There are improvisatory outfits that engage in a fully improvisational approach who nevertheless form in the main a part of the new music covered on these pages. AMM and MEV are well-known outfits who became known especially in the '60s. Another is the Deep Listening Band, who celebrated their 25th anniversary in October 2013 with a concert in Ottawa that is now out on CD as Dunrobin Sonic Gems, subtitled "A Live Recording Simulating the Cistern Acoustics" (Deep Listening Institute 47-2014). A word of explanation: the original Deep Listening album was recorded live in 1988 inside the Dan Harpole Cistern, a remarkable acoustic environment that naturally produces sustained reverberations of 45 seconds. That acoustical environment is electronically recreated for this concert by Jonas Braasch. This recording reproduces what was heard at Dunrobin Sonic Gym. It is a performance of the band's work-in-progress, "Sonic Gems."

The two key members of the band over the 25 years of its existence are composer-accordionist Pauline Oliveros and trombonist-composer Stuart Dempster, both names that should be familiar to anyone who listens to new music in any depth. David Gamper was a third long-time member who passed away, sadly, in 2011, for whom the recording is dedicated.

The band includes a number of guests in Jonas Braasch on saxophone in addition to the acoustic modelling, Jesse Stewart on percussion, Johannes Welsch on gongs, and IONE on opening incantation.

Though there is collective improvisation as an important part of this music, it is guided by the sorts of sounds that work in such an extraordinary acoustic world. How much is generally pre-planned I cannot say, but most certainly the heightened musical instincts of the band play a key part, and also that the music has a definite flow to it that implies structural elements, in whatever way they may be realized.

In the end you surrender to the magic of the musical world created and let it envelop your senses. The long sustains allow the music to blossom forth with sound that is remarkably full at times for the size of the ensemble, at other times there is a sacred, intimate quietude no less captivating. In any case "deep listening" between the musicians and between the band and the audience, which includes us, is maximized in ways that make one feel a part of something cosmically larger than what one experiences in ordinary life.

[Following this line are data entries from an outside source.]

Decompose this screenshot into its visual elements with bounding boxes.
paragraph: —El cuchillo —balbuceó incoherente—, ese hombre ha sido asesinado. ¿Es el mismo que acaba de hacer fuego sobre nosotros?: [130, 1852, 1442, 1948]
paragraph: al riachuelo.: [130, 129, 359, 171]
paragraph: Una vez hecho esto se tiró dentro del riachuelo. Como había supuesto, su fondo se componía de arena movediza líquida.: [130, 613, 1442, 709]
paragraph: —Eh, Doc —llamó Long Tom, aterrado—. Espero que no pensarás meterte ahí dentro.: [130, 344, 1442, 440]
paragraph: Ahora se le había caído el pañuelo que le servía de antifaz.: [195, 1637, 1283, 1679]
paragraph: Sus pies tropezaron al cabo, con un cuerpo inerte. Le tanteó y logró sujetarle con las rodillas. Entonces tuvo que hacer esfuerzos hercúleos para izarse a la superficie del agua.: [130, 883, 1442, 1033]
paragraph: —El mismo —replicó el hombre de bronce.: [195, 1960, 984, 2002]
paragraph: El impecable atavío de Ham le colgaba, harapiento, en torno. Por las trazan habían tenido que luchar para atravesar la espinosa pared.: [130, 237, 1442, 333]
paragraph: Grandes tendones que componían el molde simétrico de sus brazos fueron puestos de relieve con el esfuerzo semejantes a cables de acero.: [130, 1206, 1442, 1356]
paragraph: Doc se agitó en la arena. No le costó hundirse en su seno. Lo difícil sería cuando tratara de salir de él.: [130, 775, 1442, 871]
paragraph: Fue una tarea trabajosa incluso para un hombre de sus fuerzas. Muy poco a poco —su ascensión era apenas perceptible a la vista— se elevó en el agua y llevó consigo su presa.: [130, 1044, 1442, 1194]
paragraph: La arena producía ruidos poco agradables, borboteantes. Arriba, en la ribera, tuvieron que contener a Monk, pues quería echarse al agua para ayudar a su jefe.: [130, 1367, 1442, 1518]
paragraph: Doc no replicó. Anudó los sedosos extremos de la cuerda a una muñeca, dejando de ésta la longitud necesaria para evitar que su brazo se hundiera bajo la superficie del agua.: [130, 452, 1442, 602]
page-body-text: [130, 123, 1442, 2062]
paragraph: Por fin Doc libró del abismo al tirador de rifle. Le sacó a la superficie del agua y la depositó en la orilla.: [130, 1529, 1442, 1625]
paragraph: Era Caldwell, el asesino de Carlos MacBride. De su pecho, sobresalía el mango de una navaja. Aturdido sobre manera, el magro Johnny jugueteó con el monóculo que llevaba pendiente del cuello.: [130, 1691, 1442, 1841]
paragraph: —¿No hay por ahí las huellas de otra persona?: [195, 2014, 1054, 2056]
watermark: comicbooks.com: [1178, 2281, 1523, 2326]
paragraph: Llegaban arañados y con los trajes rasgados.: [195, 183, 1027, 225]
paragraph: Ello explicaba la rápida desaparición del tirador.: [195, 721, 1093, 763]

The original 1989 recording in the cistern set the tone for the music we hear. Some 25 years later the sounds continue to grow in a profound sense.

This is music to take you both inside and outside your normal plane of being. It is more than just ambient. It is cosmic.

Highly recommended.


  1. Dear Grego,

    Thank you for your review of Dunrobin Sonic Gems. I appreciate it very much.


  2. Thank you Pauline for making such profound music! We are all greatly in your debt, along with Stuart and your colleagues. It is a very moving CD!